In a talk last week at the final event of the SURF-IT summer lunchtime seminar series, UC Irvine professor David Reinkensmeyer said robots and computer gaming platforms can help restore movement ability for a large number of stroke victims, as well as those suffering from debilitating diseases like cerebral palsy, spinal cord injury and multiple sclerosis.
Currently, he said, three approaches are utilized in the quest to overcome disabilities: replacement (prosthetic limbs, implants); assistance (wheelchairs and other devices); and retraining (helping the brain to relearn basic skills).
“Robotics is dramatically enhancing these three approaches,” he said, citing exoskeletons, brain-controlled prosthetics, and his area of focus: robotic devices used to retrain the brain.
These devices rely on the human motor system’s capacity for use-dependent plasticity. “If you have even a little bit of function left, you can make [a limb] better – sometimes a lot better,” he said.
Robotic devices, including an arm exoskeleton Reinkensmeyer is developing with an outside company, can enhance one-on-one interactions with physical or occupational therapists and possibly even replace traditional therapy. Additionally, they can track and record patient progress automatically, quantifying the effects of treatment.
“Technology has the potential to allow more therapy with less supervision,” he said. “And potentially, you can give entirely new types of therapy.”
According to Reinkensmeyer, there are approximately 1,000 robotic devices on the market, most of which are used in large rehabilitation hospitals. In a recent survey of 1,300 therapists, 70 percent said they had used some technology in their work while only two percent had used robots.
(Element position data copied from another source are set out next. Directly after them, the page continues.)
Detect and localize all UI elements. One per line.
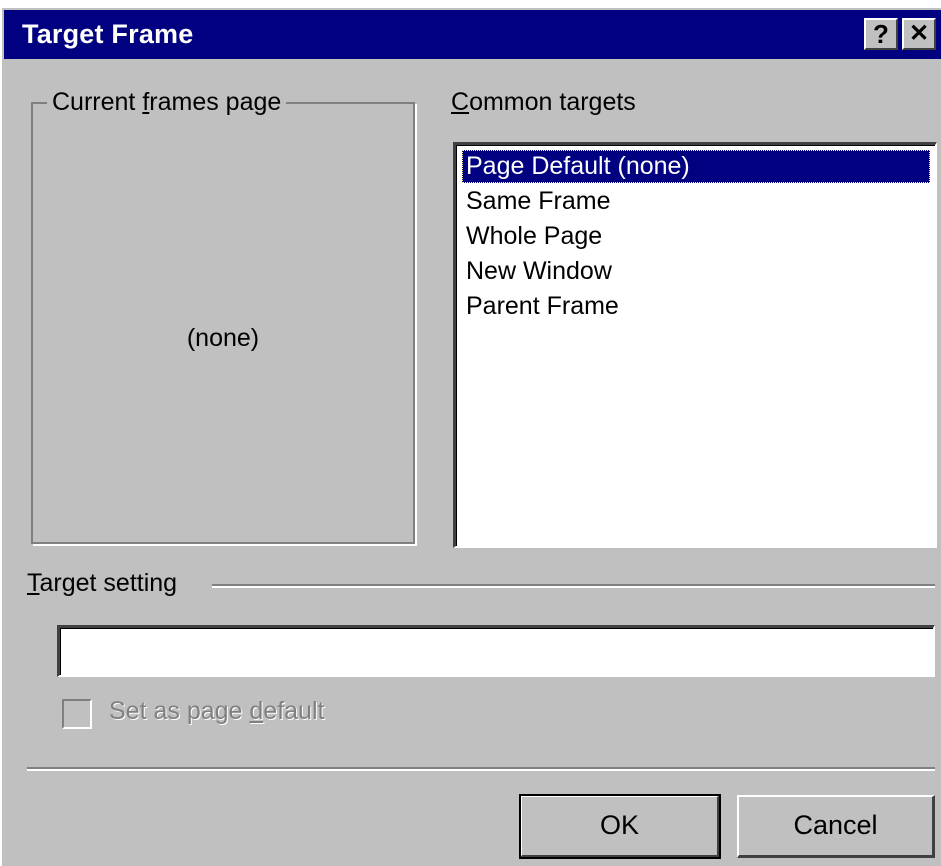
common-targets-label: Common targets bbox=[451, 88, 636, 116]
close-button[interactable]: ✕ bbox=[902, 18, 936, 50]
dialog-title: Target Frame bbox=[22, 19, 194, 49]
list-item-page-default[interactable]: Page Default (none) bbox=[462, 150, 930, 183]
list-item-parent-frame[interactable]: Parent Frame bbox=[462, 290, 623, 323]
list-item-same-frame[interactable]: Same Frame bbox=[462, 185, 614, 218]
target-setting-input[interactable] bbox=[60, 628, 933, 675]
title-bar[interactable]: Target Frame ? ✕ bbox=[4, 10, 941, 59]
set-as-page-default-checkbox[interactable] bbox=[62, 699, 92, 729]
list-item-new-window[interactable]: New Window bbox=[462, 255, 616, 288]
current-frames-page-legend: Current frames page bbox=[47, 88, 287, 117]
current-frames-value: (none) bbox=[186, 324, 260, 352]
target-setting-label: Target setting bbox=[27, 569, 178, 597]
common-targets-listbox[interactable]: Page Default (none) Same Frame Whole Pag… bbox=[453, 142, 937, 548]
buttons-separator bbox=[27, 767, 935, 771]
close-icon: ✕ bbox=[908, 20, 930, 47]
cancel-button[interactable]: Cancel bbox=[737, 795, 935, 858]
target-frame-dialog: Target Frame ? ✕ Current frames page (no… bbox=[0, 6, 941, 866]
list-item-whole-page[interactable]: Whole Page bbox=[462, 220, 606, 253]
ok-button[interactable]: OK bbox=[519, 794, 721, 859]
current-frames-page-group: Current frames page (none) bbox=[31, 88, 415, 544]
help-button[interactable]: ? bbox=[864, 18, 898, 50]
set-as-page-default-label: Set as page default bbox=[109, 697, 325, 725]
target-setting-separator bbox=[212, 584, 935, 588]
target-setting-field[interactable] bbox=[57, 625, 935, 677]
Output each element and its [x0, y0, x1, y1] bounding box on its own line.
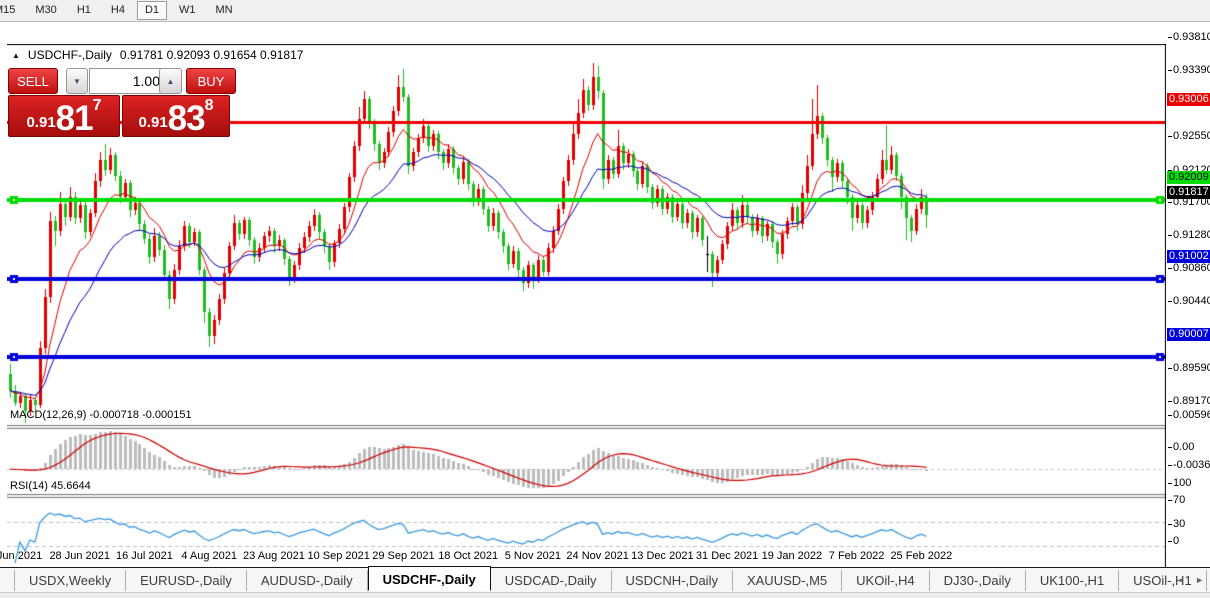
date-axis-label: 25 Feb 2022: [890, 550, 952, 562]
symbol-tab-audusd-daily[interactable]: AUDUSD-,Daily: [247, 570, 368, 591]
symbol-tab-usdx-weekly[interactable]: USDX,Weekly: [14, 570, 126, 591]
symbol-tab-dj30-daily[interactable]: DJ30-,Daily: [930, 570, 1026, 591]
sell-price-big: 81: [56, 104, 93, 134]
macd-axis-label: 0.005963: [1173, 409, 1210, 421]
sell-price-panel[interactable]: 0.91 81 7: [8, 95, 120, 137]
symbol-tab-uk100-h1[interactable]: UK100-,H1: [1026, 570, 1119, 591]
volume-increase-button[interactable]: ▲: [159, 68, 182, 94]
chart-symbol-period: USDCHF-,Daily: [28, 48, 112, 62]
status-strip: [0, 592, 1210, 598]
price-axis-label: 0.92550: [1173, 130, 1210, 142]
date-axis-label: 13 Dec 2021: [631, 550, 693, 562]
price-axis-label: 0.89170: [1173, 395, 1210, 407]
level-price-badge: 0.90007: [1167, 328, 1210, 341]
symbol-tab-eurusd-daily[interactable]: EURUSD-,Daily: [126, 570, 247, 591]
level-price-badge: 0.91002: [1167, 250, 1210, 263]
date-axis-label: 31 Dec 2021: [696, 550, 758, 562]
timeframe-button-h1[interactable]: H1: [69, 1, 99, 20]
date-axis-label: 23 Aug 2021: [243, 550, 305, 562]
symbol-tab-xauusd-m5[interactable]: XAUUSD-,M5: [733, 570, 842, 591]
rsi-axis-label: 70: [1173, 494, 1185, 506]
timeframe-button-h4[interactable]: H4: [103, 1, 133, 20]
chart-window: ▲ USDCHF-,Daily 0.91781 0.92093 0.91654 …: [0, 22, 1210, 566]
timeframe-toolbar: M15M30 H1H4D1W1MN: [0, 0, 1210, 23]
symbol-tab-bar: USDX,WeeklyEURUSD-,DailyAUDUSD-,DailyUSD…: [0, 567, 1210, 592]
date-axis-label: 29 Sep 2021: [372, 550, 434, 562]
timeframe-button-m15[interactable]: M15: [0, 1, 23, 20]
symbol-tab-usdcad-daily[interactable]: USDCAD-,Daily: [491, 570, 612, 591]
rsi-axis-label: 100: [1173, 477, 1191, 489]
sell-price-prefix: 0.91: [26, 114, 55, 131]
rsi-axis-label: 30: [1173, 518, 1185, 530]
date-axis-label: 4 Aug 2021: [181, 550, 237, 562]
tab-scroll-right-button[interactable]: ►: [1195, 575, 1204, 585]
level-price-badge: 0.92009: [1167, 171, 1210, 184]
date-axis-label: 7 Feb 2022: [829, 550, 885, 562]
chart-title: ▲ USDCHF-,Daily 0.91781 0.92093 0.91654 …: [12, 48, 303, 62]
symbol-tab-usdcnh-daily[interactable]: USDCNH-,Daily: [612, 570, 733, 591]
date-axis: 9 Jun 2021 28 Jun 2021 16 Jul 2021 4 Aug 20…: [0, 550, 1210, 566]
price-axis: 0.938100.933900.929700.925500.921200.917…: [1167, 22, 1210, 566]
symbol-tab-ukoil-h4[interactable]: UKOil-,H4: [842, 570, 930, 591]
buy-price-pip: 8: [205, 97, 214, 115]
tab-scroll-buttons: ◄ ►: [1176, 575, 1204, 585]
level-price-badge: 0.93006: [1167, 93, 1210, 106]
date-axis-label: 16 Jul 2021: [116, 550, 173, 562]
date-axis-label: 19 Jan 2022: [762, 550, 823, 562]
price-axis-label: 0.90440: [1173, 295, 1210, 307]
buy-button[interactable]: BUY: [186, 68, 236, 94]
price-axis-label: 0.93810: [1173, 31, 1210, 43]
trading-platform-window: M15M30H1H4D1W1MN ▲ USDCHF-,Daily 0.91781…: [0, 0, 1210, 598]
price-axis-label: 0.89590: [1173, 362, 1210, 374]
tab-scroll-left-button[interactable]: ◄: [1176, 575, 1185, 585]
macd-axis-label: 0.00: [1173, 441, 1194, 453]
timeframe-button-d1[interactable]: D1: [137, 1, 167, 20]
price-axis-label: 0.90860: [1173, 262, 1210, 274]
timeframe-button-w1[interactable]: W1: [171, 1, 204, 20]
volume-input[interactable]: [89, 68, 166, 94]
symbol-tab-usdchf-daily[interactable]: USDCHF-,Daily: [368, 566, 491, 591]
timeframe-button-m30[interactable]: M30: [27, 1, 64, 20]
date-axis-label: 5 Nov 2021: [505, 550, 561, 562]
buy-price-prefix: 0.91: [138, 114, 167, 131]
date-axis-label: 9 Jun 2021: [0, 550, 42, 562]
date-axis-label: 10 Sep 2021: [307, 550, 369, 562]
price-axis-label: 0.91280: [1173, 229, 1210, 241]
date-axis-label: 24 Nov 2021: [566, 550, 628, 562]
rsi-indicator-label: RSI(14) 45.6644: [10, 480, 91, 492]
current-price-badge: 0.91817: [1167, 186, 1210, 199]
date-axis-label: 28 Jun 2021: [49, 550, 110, 562]
macd-axis-label: -0.003664: [1173, 459, 1210, 471]
volume-decrease-button[interactable]: ▼: [66, 68, 88, 94]
macd-indicator-label: MACD(12,26,9) -0.000718 -0.000151: [10, 409, 192, 421]
chart-ohlc-values: 0.91781 0.92093 0.91654 0.91817: [120, 48, 304, 62]
sell-price-pip: 7: [93, 97, 102, 115]
rsi-axis-label: 0: [1173, 535, 1179, 547]
price-axis-label: 0.93390: [1173, 64, 1210, 76]
buy-price-big: 83: [168, 104, 205, 134]
timeframe-button-mn[interactable]: MN: [208, 1, 241, 20]
buy-price-panel[interactable]: 0.91 83 8: [122, 95, 230, 137]
collapse-panel-icon[interactable]: ▲: [12, 51, 20, 60]
sell-button[interactable]: SELL: [8, 68, 58, 94]
date-axis-label: 18 Oct 2021: [438, 550, 498, 562]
The field, however, is growing “exponentially,” as reflected in the number of academic papers, devices and startup companies debuting. “The aging of the population in developed countries is pushing that and the number will increase,” Reinkensmeyer told the audience.
So how can a robot help? Primarily by assisting people in moving their limbs, which helps stretch out the soft tissue, increase plasticity and create sensory input that helps the brain rewire. It can also serve as a motivator. “A person who can’t touch her chin would have a hard time exercising; it’s pretty discouraging,” Reinkensmeyer said. “But if she gets into one of these exoskeletons and starts moving, [exercising] becomes much more motivating.”
One downside: robotic devices can inspire passivity on the part of the patient. One solution, Reinkensmeyer said, is using computer gaming to encourage active participation.
He and his research team developed a device called T-WREX, which did exactly that. Patients who could move their hands only slightly learned to control an avatar that could pick up objects. To test T-WREX’s effectiveness, Reinkensmeyer had one group of patients use the device while another received traditional physical therapy.
The “robot” group performed better, and six months later, had recovered more hand mobility than the control group. Equally important, perhaps, they enjoyed the therapy. “They like it because of the gaming and because they get a score,” said Reinkensmeyer. “They like it because the self-efficacy is improved; they’ve able to actually do meaningful things and it makes it more encouraging to try new things.”
So what’s next? Reinkensmeyer said the goal is full restoration of mobility in damaged limbs. Next-generation devices should be tailored to the patient, and designed with motor learning and computational neuroscience in mind.
They also should be built to prevent slacking, reduce complexity and increase intensity as needed. “We need algorithms that can automatically and judiciously set the challenge level just like a good therapist does.”
Another important component according to Reinkensmeyer: stem cell therapeutics. “Ultimately we will transform mobility by combining technology-based training with stem cells,” he said. “The science and engineering of combination therapies is forthcoming. We’re in a great place for that.”